5. Chemical catastrophe. There are plenty of chemicals no longer in production that might affect humanity or our agriculture. These range from the legacy effects of polychlorinated biphenyl (PCB), a known carcinogen, to the ozone depletion causing by CFCs, which could be hanging around the stratosphere for another century; this doesn't just result in increased human skin cancer - crops are also affected by the increased UVB.

Solution: we can only hope that current chemical development now has more rigorous testing and government regulation than that accorded to PCBs, CFCs, DDTs, et al. Let's hope all that health and safety legislation pays off.

4. The energy crisis. Apart from the obvious environmental issues around fossil fuels, the use of fracking generates a whole host of problems on its own, such as the release of methane and contamination of groundwater by toxic chemicals, including radioactive materials.

Solution: more funding is required for alternatives, especially nuclear fusion (a notoriously expensive area to research). Iceland generated 100% of its electricity from renewables whilst Portugal managed 4 consecutive days in May this year via wind, hydro, biomass and solar energy sources. Greater recycling and more incentives for buying electric and hybrid vehicles wouldn't hurt either!

3. Forced migration. The rise in sea levels due to melt water means that it won't just be Venice and small Pacific nations that are likely to become submerged by the end of the century. Predictions vary widely, but all in the same direction: even an increase of 150mm would be likely to affect over ten million people in the USA alone, with probably five times that number in China facing similar issues.

Solution: a reduction in greenhouse gas emissions would seem to be the thing. This requires more electric vehicles and less methane-generating livestock. Arnold Schwarzenegger's non-fossil fuel Hummers and ‘Less meat, less heat, more life' campaign would appear to be good promotion for the shape of things to come - if he can be that progressive, there's hope for everyone. Then of course there's the potential for far more insect-based foodstuffs.

2. Food and water. A regional change in temperature of only a few degrees can seriously affect crop production and the amount of water used by agriculture. Over 700 million people are already without clean water, with shortages affecting agriculture even in developed regions - Australia and California spring to mind. Apparently, it takes a thousand litres of water to generate a single litre of milk!

Solution: A few far-sighted Australian farmers are among those developing methods to minimise water usage, including a few low-tech schemes that could be implemented anywhere. However, really obvious solutions would be to reduce the human population and eat food that requires less water. Again, bug farming seems a sensible idea.

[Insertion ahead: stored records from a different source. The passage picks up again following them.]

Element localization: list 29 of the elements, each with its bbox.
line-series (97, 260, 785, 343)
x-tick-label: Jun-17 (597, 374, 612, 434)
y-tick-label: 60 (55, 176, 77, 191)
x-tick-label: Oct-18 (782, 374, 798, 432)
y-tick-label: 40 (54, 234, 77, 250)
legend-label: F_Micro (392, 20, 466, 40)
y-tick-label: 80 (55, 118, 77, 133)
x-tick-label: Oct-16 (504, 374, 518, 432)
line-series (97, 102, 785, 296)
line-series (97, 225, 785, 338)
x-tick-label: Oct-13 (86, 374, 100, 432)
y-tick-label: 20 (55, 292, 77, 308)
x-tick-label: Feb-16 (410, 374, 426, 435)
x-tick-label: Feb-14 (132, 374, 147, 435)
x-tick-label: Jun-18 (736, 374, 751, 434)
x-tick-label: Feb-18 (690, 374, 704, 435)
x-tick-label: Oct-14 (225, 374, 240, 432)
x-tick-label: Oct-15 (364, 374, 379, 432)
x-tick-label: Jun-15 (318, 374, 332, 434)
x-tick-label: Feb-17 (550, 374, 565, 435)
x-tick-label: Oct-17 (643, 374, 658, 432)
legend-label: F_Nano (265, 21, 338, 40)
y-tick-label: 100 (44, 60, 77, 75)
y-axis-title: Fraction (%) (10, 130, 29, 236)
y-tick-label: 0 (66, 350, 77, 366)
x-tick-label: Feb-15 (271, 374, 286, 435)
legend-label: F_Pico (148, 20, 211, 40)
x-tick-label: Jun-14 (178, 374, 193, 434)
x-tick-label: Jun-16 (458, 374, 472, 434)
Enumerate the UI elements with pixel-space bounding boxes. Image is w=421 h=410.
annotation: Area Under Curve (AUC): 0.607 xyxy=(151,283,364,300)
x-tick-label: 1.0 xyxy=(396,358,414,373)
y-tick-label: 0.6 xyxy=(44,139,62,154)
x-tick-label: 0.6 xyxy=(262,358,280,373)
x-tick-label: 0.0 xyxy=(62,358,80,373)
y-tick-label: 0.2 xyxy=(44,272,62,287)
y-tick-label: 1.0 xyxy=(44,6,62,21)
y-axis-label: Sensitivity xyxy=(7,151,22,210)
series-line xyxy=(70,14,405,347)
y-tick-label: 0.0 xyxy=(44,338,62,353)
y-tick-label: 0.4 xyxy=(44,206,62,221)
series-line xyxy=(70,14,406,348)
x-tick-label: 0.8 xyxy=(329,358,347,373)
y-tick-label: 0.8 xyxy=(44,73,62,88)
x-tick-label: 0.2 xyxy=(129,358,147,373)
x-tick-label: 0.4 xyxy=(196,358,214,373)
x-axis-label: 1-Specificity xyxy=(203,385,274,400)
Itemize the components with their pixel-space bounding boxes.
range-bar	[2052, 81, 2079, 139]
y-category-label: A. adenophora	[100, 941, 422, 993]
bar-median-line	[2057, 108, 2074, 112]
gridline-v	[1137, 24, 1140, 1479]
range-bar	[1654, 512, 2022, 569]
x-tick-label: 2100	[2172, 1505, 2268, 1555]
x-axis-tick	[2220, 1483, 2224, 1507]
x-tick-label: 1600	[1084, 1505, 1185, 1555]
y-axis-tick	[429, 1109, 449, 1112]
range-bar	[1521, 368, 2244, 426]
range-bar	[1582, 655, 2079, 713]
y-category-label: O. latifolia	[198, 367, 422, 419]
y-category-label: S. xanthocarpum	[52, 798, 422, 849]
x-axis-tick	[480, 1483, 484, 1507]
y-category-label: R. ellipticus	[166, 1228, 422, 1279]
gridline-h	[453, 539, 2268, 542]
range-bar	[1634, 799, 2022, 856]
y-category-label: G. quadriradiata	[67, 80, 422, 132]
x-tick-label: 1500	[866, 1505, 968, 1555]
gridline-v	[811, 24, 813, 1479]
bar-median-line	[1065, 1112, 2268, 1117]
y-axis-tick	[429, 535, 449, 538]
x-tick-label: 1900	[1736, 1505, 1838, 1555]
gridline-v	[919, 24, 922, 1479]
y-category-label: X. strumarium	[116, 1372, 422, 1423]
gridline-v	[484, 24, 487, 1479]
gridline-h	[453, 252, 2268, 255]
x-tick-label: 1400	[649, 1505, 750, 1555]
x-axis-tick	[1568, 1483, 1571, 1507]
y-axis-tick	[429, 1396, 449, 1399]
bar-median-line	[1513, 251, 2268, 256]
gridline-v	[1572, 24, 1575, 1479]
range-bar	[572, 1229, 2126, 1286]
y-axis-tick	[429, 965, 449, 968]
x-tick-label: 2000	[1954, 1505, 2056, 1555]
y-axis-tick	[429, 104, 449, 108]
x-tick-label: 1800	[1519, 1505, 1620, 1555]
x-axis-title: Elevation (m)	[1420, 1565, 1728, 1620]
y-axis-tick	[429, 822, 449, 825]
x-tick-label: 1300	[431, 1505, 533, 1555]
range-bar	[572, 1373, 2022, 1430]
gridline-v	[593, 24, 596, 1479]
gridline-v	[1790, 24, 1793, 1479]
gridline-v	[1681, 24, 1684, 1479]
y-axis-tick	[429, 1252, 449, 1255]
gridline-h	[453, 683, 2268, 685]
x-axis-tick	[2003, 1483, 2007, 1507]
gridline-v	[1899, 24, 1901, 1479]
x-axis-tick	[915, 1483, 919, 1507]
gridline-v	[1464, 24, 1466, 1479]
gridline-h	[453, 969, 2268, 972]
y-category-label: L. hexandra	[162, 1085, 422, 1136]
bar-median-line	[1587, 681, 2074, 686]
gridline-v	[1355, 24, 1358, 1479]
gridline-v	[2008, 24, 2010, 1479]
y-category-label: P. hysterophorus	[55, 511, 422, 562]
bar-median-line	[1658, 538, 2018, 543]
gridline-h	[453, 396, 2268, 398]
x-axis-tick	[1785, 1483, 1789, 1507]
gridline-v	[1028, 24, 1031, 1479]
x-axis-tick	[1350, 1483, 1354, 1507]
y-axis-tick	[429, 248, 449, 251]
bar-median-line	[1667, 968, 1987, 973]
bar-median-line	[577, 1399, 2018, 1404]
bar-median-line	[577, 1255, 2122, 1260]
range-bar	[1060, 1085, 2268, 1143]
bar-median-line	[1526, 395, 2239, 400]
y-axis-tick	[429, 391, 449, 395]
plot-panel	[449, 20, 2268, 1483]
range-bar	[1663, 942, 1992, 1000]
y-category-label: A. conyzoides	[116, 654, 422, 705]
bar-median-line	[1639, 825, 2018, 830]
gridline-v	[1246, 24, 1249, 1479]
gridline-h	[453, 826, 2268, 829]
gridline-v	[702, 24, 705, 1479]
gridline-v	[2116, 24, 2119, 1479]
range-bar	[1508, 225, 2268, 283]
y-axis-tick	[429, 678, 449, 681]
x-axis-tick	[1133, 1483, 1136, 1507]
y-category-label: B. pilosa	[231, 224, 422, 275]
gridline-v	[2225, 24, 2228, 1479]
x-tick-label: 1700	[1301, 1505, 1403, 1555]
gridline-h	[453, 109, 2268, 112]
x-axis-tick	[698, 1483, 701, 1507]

1. Preventing vegegeddon. A former professor at Oxford University told me that some of his undergraduates have problems relating directly to others, having grown up in an environment with commonplace communication via electronic interfaces. If that's the problem facing the intellectual elite, what hope for the rest of our species? Physical problems such as poor eyesight are just the tip of the iceberg: the human race is in severe danger of degenerating into low-attention ‘sheeple' (as they say on Twitter). Children are losing touch with the real world, being enticed into virtual environments that on the surface are so much more appealing. Without knowledge or experience of reality, even stable democracies are in danger of being ruled by opportunistic megalomaniacs, possibly in orange wigs.

Solution: Richard Louv, author of  Last Child in the Woods: Saving Our Children From Nature-Deficit Disorder suggests children require unstructured time out of doors in order to gain an (occasionally painful) understanding of  the real world; tree-climbing, fossicking, etc. Restricting time on electronic devices would seem to go hand in hand with this.

Well, that about wraps it up from me. And if the above seems somewhat scary, then why not do something about it: wouldn't working for a better future be the best Christmas present anyone could ever give?